Penetrance estimation performance was substantially affected by confounding of the trait-model parameters in terms of their proximity or identity in the corresponding nonparametric allele-sharing parameter space. This is equivalent to the more “parametric” notion that the degree of information to accurately estimate parameters given their identifiability still depends on the proportions of disease locus genotypes that are induced by the number of affected and unaffected individuals in a pedigree, together with the truly underlying trait-model parameters. Therefore, especially additive and dominant models can hardly be distinguished, even when analyzing more complex pedigrees. A sufficient number of pedigrees in the sample is a further prerequisite to be able to actually estimate the parameters in practice, according to the identifiability that is theoretically possible with a certain pedigree type. Furthermore, we have shown under which scenarios imprinting can be detected even if all parents have missing genotypes. Imprinting could reliably be estimated in terms of the imprinting index I [35] with the datasets containing both AHSPs having a common father as well as a common mother. We were also able to show that it is possible to combine pure linkage information from ASPs with imprinting-sensitive linkage information from AHSPs having a common mother to obtain substantial evidence for maternal imprinting. This finding indicates that adding AHSPs with a common parent of the imprinted sex draws the trait-model parameter estimates of the combined ASP/AHSP sample towards the truly underlying imprinting model.

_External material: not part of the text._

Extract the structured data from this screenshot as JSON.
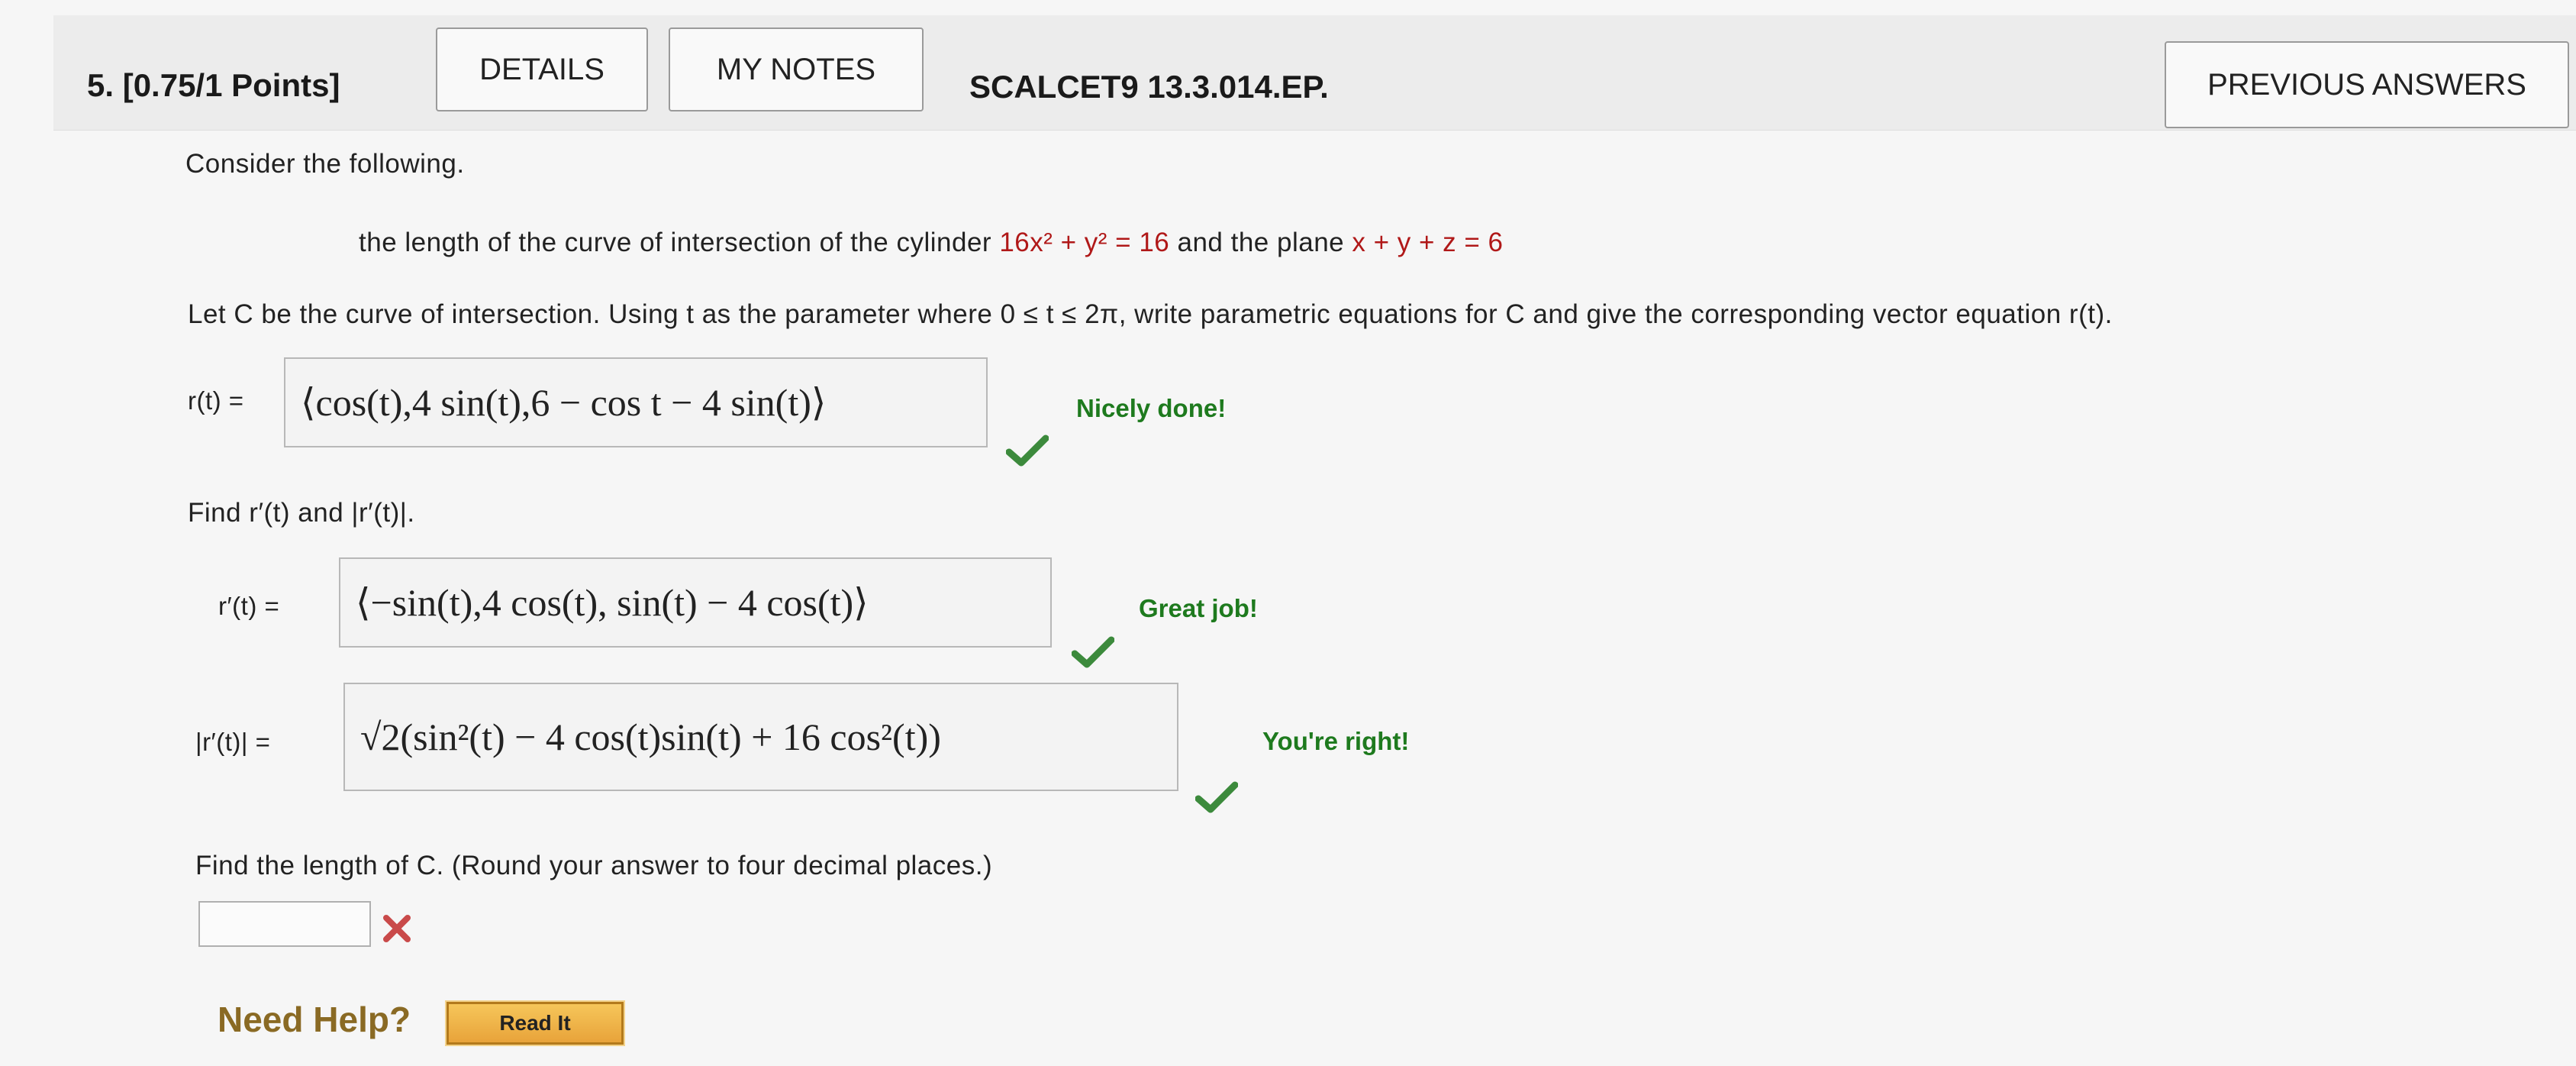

In essence, asymptotically unbiased parameter estimates can be obtained from a MOD score analysis, given that certain conditions are satisfied ([i]–[vii], see Introduction section). In most real-life situations, these conditions can hardly be fulfilled. The extent to which a violation of any of these conditions or a combination of them causes bias is unclear and demands further investigations. Such a subsequent simulation study might reveal situations in which, despite, for example, an incorrect sampling model, the parameter estimates obtained from the analysis are essentially correct, which has been referred to as the “man bites dog” criterion [11]. Along these lines, the results of our present study are an important prerequisite for future investigations on robustness of MOD score-based parameter estimation under various sampling schemes.